JONNY SINGER is disappointed by a potentially-excellent musical which unfortunately couldn’t bring its long-game in outdoor conditions.
Emmanuel College, 21st-23rd June, 2.30pm, £6-8
Directed by Liane Grant
A beautiful day in a gorgeous section of Emma gardens in May Week, watching a musical in the sunshine. Even more fitting, a musical about the upper classes being overly decadent. What could be better?
Well, as it turned out, actually quite a lot. Unfortunately a production with such potential, and a really excellent cast, just didn’t quite work. Undoubtedly the ingredients were all there, it was just very difficult to find them.
What makes Cole Porter’s musicals so wonderful is the cleverness of the lyrics, recurring themes with slightly modified words which make you laugh throughout. The momentum drops somewhat when you can only hear every third word.
Putting on a musical is difficult enough as it is. Attempting to perform it outside, without microphones and just metres away from a road is theatrical suicide.
It was a real shame, because there were plenty of strong performances. The two leads, Tracy Lord (Victoria Rigby) and Dexter Haven (Mateo Oxley) were excellent, and mastered the art of being heard better than most.
Charlotte Reid gave an excellent portrayal of a spoiled upper class child with a bit of wit, while Neill Campbell grew into the part of Uncle Willie to give a wonderful second half performance.
The only downside was the casting of Rory Stallibrass as the humourless ‘working class’ boy George Kittredge. Stallibrass is a strong singer and usually an excellent actor, but he is better suited to happier parts, and could scarcely keep a smile from his face, totally out of keeping with his character.
But from the very first number the problems were not with the acting. You could feel the unease in the audience as we realised (and particularly those sitting on the benches at the back) that we were not going to be able to hear most of what went on.
‘Who wants to be a millionaire’ is a fabulous song, in which every rhyme is a good one. And the first verse was wonderful, Laurie Stevens capturing the humour and the emotion. But then the song turned to the back corner of the stage, and the rest was lost.

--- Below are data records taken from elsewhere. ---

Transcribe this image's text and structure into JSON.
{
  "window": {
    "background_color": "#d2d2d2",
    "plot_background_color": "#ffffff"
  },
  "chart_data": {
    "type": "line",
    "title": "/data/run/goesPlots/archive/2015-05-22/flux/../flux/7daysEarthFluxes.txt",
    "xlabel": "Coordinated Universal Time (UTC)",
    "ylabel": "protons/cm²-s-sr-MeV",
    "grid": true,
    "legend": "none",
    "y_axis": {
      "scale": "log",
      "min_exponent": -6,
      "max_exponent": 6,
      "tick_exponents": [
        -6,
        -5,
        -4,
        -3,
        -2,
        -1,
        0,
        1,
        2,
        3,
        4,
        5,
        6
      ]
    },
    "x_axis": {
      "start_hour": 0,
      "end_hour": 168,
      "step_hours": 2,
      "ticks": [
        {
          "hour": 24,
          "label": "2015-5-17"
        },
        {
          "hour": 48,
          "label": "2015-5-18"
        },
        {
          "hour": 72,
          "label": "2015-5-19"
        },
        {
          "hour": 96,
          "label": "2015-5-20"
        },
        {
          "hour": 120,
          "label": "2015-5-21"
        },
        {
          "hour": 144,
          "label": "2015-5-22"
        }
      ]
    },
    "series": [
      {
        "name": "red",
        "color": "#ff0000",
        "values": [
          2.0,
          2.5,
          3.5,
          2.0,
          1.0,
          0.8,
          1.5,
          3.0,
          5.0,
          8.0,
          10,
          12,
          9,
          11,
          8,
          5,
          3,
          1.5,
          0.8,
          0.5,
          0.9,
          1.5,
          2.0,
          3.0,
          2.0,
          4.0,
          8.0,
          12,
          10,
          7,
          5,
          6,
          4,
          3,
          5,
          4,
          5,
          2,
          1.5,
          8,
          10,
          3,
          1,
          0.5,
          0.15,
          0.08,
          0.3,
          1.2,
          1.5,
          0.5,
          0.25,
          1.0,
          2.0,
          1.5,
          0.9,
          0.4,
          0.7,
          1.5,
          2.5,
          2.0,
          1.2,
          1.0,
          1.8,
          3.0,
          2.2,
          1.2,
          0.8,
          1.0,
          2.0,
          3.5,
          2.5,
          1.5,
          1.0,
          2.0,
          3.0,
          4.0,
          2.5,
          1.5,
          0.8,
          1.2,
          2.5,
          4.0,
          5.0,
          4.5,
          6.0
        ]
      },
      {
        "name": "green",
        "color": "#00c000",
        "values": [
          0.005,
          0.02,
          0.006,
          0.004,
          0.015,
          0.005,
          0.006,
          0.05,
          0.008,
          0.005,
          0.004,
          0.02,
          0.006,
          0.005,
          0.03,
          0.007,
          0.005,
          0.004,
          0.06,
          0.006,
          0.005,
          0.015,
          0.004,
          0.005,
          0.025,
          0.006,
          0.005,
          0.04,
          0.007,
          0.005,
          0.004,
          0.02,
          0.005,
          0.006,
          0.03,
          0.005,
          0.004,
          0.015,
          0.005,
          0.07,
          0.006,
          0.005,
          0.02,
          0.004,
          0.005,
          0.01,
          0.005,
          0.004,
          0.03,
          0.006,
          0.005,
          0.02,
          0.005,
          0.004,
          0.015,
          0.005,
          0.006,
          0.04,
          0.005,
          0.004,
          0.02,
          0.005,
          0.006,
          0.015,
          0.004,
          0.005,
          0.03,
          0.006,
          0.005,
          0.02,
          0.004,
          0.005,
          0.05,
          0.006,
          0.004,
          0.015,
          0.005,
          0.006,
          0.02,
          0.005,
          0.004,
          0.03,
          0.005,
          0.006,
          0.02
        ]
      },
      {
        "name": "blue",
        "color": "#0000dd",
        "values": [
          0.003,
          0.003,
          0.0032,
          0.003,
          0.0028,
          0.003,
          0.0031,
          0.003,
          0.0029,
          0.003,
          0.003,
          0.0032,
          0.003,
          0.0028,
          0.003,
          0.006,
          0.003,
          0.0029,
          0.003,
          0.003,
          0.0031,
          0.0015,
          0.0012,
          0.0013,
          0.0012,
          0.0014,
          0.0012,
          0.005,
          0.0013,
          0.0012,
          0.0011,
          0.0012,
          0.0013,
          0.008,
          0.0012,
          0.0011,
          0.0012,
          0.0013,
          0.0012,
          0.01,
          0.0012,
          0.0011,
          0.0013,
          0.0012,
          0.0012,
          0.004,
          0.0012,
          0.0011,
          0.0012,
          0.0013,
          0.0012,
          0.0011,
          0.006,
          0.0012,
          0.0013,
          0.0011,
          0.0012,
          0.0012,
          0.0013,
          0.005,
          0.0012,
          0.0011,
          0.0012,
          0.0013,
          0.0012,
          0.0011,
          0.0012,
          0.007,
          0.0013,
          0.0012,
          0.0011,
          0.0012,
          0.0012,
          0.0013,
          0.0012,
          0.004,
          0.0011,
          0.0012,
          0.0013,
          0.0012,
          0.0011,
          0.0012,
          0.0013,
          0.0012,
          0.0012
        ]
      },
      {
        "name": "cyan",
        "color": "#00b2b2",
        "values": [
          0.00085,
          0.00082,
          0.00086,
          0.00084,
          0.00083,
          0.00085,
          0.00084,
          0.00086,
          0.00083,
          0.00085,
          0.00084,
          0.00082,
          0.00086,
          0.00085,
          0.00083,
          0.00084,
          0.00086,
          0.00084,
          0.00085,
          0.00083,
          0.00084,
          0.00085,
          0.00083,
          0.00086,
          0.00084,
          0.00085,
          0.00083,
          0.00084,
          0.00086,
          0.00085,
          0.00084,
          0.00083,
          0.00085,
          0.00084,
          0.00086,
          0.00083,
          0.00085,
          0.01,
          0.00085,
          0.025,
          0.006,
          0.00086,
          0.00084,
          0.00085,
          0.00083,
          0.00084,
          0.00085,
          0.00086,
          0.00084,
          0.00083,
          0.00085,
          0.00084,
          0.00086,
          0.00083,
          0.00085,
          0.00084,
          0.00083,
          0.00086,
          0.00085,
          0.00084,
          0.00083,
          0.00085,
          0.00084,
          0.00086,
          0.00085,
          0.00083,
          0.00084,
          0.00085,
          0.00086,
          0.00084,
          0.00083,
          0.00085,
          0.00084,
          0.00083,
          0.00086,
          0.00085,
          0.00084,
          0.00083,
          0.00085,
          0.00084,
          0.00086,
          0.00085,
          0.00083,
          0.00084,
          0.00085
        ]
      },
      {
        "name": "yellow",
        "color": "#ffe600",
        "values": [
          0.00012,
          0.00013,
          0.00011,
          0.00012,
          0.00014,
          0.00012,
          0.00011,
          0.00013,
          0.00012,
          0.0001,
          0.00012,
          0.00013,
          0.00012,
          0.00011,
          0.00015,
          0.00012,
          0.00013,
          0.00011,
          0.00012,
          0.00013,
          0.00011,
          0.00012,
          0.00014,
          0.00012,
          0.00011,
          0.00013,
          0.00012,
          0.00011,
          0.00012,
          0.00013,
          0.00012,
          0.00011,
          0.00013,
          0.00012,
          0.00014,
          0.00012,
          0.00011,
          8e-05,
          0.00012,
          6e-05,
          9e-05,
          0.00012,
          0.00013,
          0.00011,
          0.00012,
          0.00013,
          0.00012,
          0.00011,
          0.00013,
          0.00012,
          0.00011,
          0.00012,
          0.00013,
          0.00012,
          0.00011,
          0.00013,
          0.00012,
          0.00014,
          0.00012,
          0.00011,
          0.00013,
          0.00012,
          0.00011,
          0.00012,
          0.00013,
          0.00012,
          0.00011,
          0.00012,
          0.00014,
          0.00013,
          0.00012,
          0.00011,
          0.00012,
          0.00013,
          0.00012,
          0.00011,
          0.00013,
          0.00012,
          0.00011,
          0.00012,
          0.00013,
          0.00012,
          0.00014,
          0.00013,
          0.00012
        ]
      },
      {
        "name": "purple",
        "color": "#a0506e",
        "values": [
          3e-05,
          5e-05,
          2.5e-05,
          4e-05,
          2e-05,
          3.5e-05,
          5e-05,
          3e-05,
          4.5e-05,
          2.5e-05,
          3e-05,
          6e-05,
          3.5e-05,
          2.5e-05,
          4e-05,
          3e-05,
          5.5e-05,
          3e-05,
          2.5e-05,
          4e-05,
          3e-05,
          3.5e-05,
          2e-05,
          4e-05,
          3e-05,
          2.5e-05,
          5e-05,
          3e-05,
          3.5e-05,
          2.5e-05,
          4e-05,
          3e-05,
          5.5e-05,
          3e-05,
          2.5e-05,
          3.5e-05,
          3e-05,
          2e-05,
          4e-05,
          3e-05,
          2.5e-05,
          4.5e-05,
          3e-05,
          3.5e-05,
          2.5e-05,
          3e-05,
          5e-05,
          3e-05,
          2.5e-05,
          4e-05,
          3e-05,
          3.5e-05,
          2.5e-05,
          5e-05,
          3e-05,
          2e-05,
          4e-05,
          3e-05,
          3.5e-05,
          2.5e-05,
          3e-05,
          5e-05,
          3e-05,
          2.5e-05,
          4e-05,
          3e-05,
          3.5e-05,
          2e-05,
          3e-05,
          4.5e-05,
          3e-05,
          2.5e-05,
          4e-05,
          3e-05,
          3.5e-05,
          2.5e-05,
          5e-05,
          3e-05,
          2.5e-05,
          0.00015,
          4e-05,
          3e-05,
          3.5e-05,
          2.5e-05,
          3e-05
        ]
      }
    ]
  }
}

I’m still not sure if the positioning of the ‘presents tent’ was necessary, or if the choreography which saw them gravitate towards it added anything. But what was lost, every subsequent line, was certainly too high a price to pay.
What was clearly audible was the band, which was the one of the best things about this production. Being able to see the source of the music was actually quite refreshing and really makes you realise how talented the musicians have to be. The level of doubling required in so many musicals was clear for all to view, and even if one were to question the talent levels needed to double viola and percussion, it was a revealing insight into the workings of the ‘other side’ of musical theatre.
This then, was a potential 5 star show which let itself down in its choice of outdoor location. If I keep coming back to the poor quality of sound that is only because it was not only the overwhelming flaw but indeed the overwhelming feature of the production.
I would truly love to see it put on at the ADC in the near future with a similar cast, direction, choreography and band. It could be magnificent. And you might be able to hear it.